Gov. Earl Ray Tomblin commissioned the audit, and he included two of its proposals in his agenda for the legislative session that began shortly after the report’s release. One gives more flexibility to McDowell County to act on audit findings, as part of a five-year program aimed at rescuing its struggling schools and ailing communities. The other created a statewide program for evaluating both teachers and principals more regularly than previous policy allowed. Cordeiro said the gradually unfolding program will reach 136 schools to varying degrees during the just-begun academic year.
Tomblin awaits the Vision Shared report and a response to the audit from the Board of Education, which recently began an outside review of its findings, said Hallie Mason, the governor’s public policy director. Mason said Tomblin expects groups representing teachers, administrators and school workers to weigh in as well.

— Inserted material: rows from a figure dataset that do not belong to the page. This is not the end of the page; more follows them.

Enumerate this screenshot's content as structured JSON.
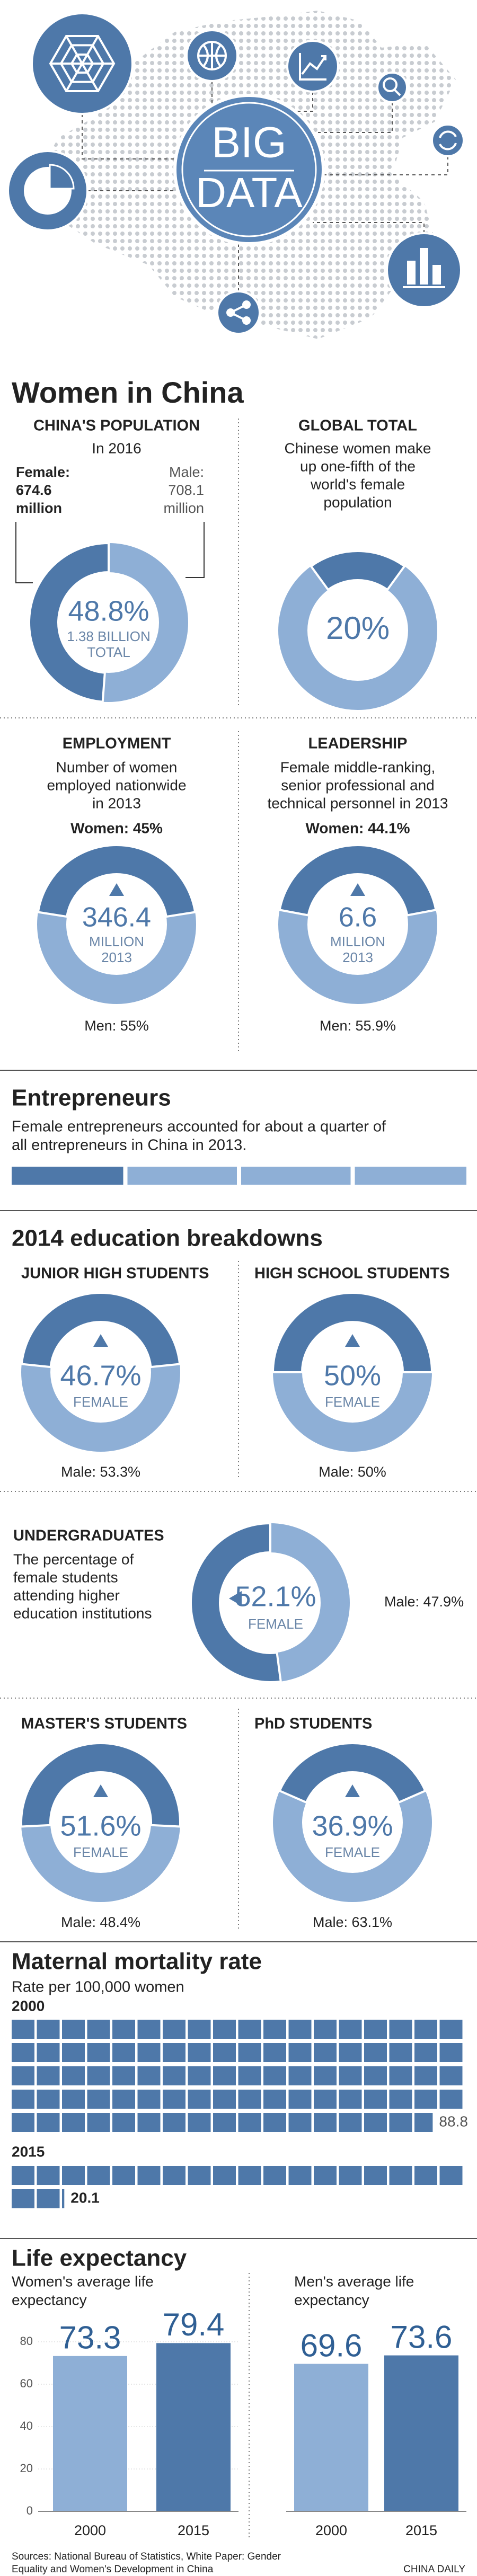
{
  "header": {
    "big": "BIG",
    "data": "DATA"
  },
  "title": "Women in China",
  "sections": {
    "education": "2014 education breakdowns",
    "life": "Life expectancy"
  },
  "chart_data": [
    {
      "type": "donut",
      "title": "CHINA'S POPULATION",
      "subtitle": [
        "In 2016"
      ],
      "left_label": [
        "Female:",
        "674.6",
        "million"
      ],
      "right_label": [
        "Male:",
        "708.1",
        "million"
      ],
      "values": [
        48.8
      ],
      "value_labels": [
        "48.8%"
      ],
      "center_lines": [
        "1.38 BILLION",
        "TOTAL"
      ],
      "color": "#4e78a9",
      "track_color": "#8eafd6"
    },
    {
      "type": "donut",
      "title": "GLOBAL TOTAL",
      "subtitle": [
        "Chinese women make",
        "up one-fifth of the",
        "world's female",
        "population"
      ],
      "values": [
        20
      ],
      "value_labels": [
        "20%"
      ],
      "color": "#4e78a9",
      "track_color": "#8eafd6"
    },
    {
      "type": "donut",
      "title": "EMPLOYMENT",
      "subtitle": [
        "Number of women",
        "employed nationwide",
        "in 2013"
      ],
      "values": [
        45
      ],
      "value_labels": [
        "Women: 45%"
      ],
      "center_lines": [
        "346.4",
        "MILLION",
        "2013"
      ],
      "bottom_label": "Men: 55%",
      "color": "#4e78a9",
      "track_color": "#8eafd6"
    },
    {
      "type": "donut",
      "title": "LEADERSHIP",
      "subtitle": [
        "Female middle-ranking,",
        "senior professional and",
        "technical personnel in 2013"
      ],
      "values": [
        44.1
      ],
      "value_labels": [
        "Women: 44.1%"
      ],
      "center_lines": [
        "6.6",
        "MILLION",
        "2013"
      ],
      "bottom_label": "Men: 55.9%",
      "color": "#4e78a9",
      "track_color": "#8eafd6"
    },
    {
      "type": "donut",
      "title": "JUNIOR HIGH STUDENTS",
      "values": [
        46.7
      ],
      "value_labels": [
        "46.7%"
      ],
      "center_lines": [
        "FEMALE"
      ],
      "bottom_label": "Male: 53.3%",
      "color": "#4e78a9",
      "track_color": "#8eafd6"
    },
    {
      "type": "donut",
      "title": "HIGH SCHOOL STUDENTS",
      "values": [
        50
      ],
      "value_labels": [
        "50%"
      ],
      "center_lines": [
        "FEMALE"
      ],
      "bottom_label": "Male: 50%",
      "color": "#4e78a9",
      "track_color": "#8eafd6"
    },
    {
      "type": "donut",
      "title": "UNDERGRADUATES",
      "subtitle": [
        "The percentage of",
        "female students",
        "attending higher",
        "education institutions"
      ],
      "values": [
        52.1
      ],
      "value_labels": [
        "52.1%"
      ],
      "center_lines": [
        "FEMALE"
      ],
      "bottom_label": "Male: 47.9%",
      "color": "#4e78a9",
      "track_color": "#8eafd6"
    },
    {
      "type": "donut",
      "title": "MASTER'S STUDENTS",
      "values": [
        51.6
      ],
      "value_labels": [
        "51.6%"
      ],
      "center_lines": [
        "FEMALE"
      ],
      "bottom_label": "Male: 48.4%",
      "color": "#4e78a9",
      "track_color": "#8eafd6"
    },
    {
      "type": "donut",
      "title": "PhD STUDENTS",
      "values": [
        36.9
      ],
      "value_labels": [
        "36.9%"
      ],
      "center_lines": [
        "FEMALE"
      ],
      "bottom_label": "Male: 63.1%",
      "color": "#4e78a9",
      "track_color": "#8eafd6"
    },
    {
      "type": "segments",
      "title": "Entrepreneurs",
      "subtitle": [
        "Female entrepreneurs accounted for about a quarter of",
        "all entrepreneurs in China in 2013."
      ],
      "values": [
        25
      ],
      "xlim": [
        0,
        100
      ],
      "color": "#4e78a9",
      "track_color": "#8eafd6"
    },
    {
      "type": "waffle",
      "title": "Maternal mortality rate",
      "subtitle": [
        "Rate per 100,000 women"
      ],
      "categories": [
        "2000",
        "2015"
      ],
      "values": [
        88.8,
        20.1
      ],
      "color": "#4e78a9"
    },
    {
      "type": "bar",
      "subtitle": [
        "Women's average life",
        "expectancy"
      ],
      "categories": [
        "2000",
        "2015"
      ],
      "values": [
        73.3,
        79.4
      ],
      "colors": [
        "#8eafd6",
        "#4e78a9"
      ],
      "ylim": [
        0,
        85
      ],
      "yticks": [
        0,
        20,
        40,
        60,
        80
      ],
      "grid": true
    },
    {
      "type": "bar",
      "subtitle": [
        "Men's average life",
        "expectancy"
      ],
      "categories": [
        "2000",
        "2015"
      ],
      "values": [
        69.6,
        73.6
      ],
      "colors": [
        "#8eafd6",
        "#4e78a9"
      ],
      "ylim": [
        0,
        85
      ]
    }
  ],
  "footer": {
    "sources": [
      "Sources: National Bureau of Statistics, White Paper: Gender",
      "Equality and Women's Development in China"
    ],
    "credit": "CHINA DAILY"
  }
}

“The governor took the report very seriously,” Mason said. “We have no intention to have this collect dust on a shelf.”
But the governor’s office is up for election this year. Legislators can also expect action on the audit if Republican nominee Bill Maloney prevails in November. The Morgantown drilling consultant and business owner narrowly lost to Tomblin in last year’s special election to complete an unexpired term. Maloney faults Tomblin, who was previously a longtime legislator and Senate president, for the state’s mixed-to-poor showing in national rankings for student achievement.
“The recent education audit raised some valid concerns about how we educate our children,” Maloney said in a statement. “We should begin to implement the audit, reform our education system, and ensure that the savings are used in the classroom to better educate our students.”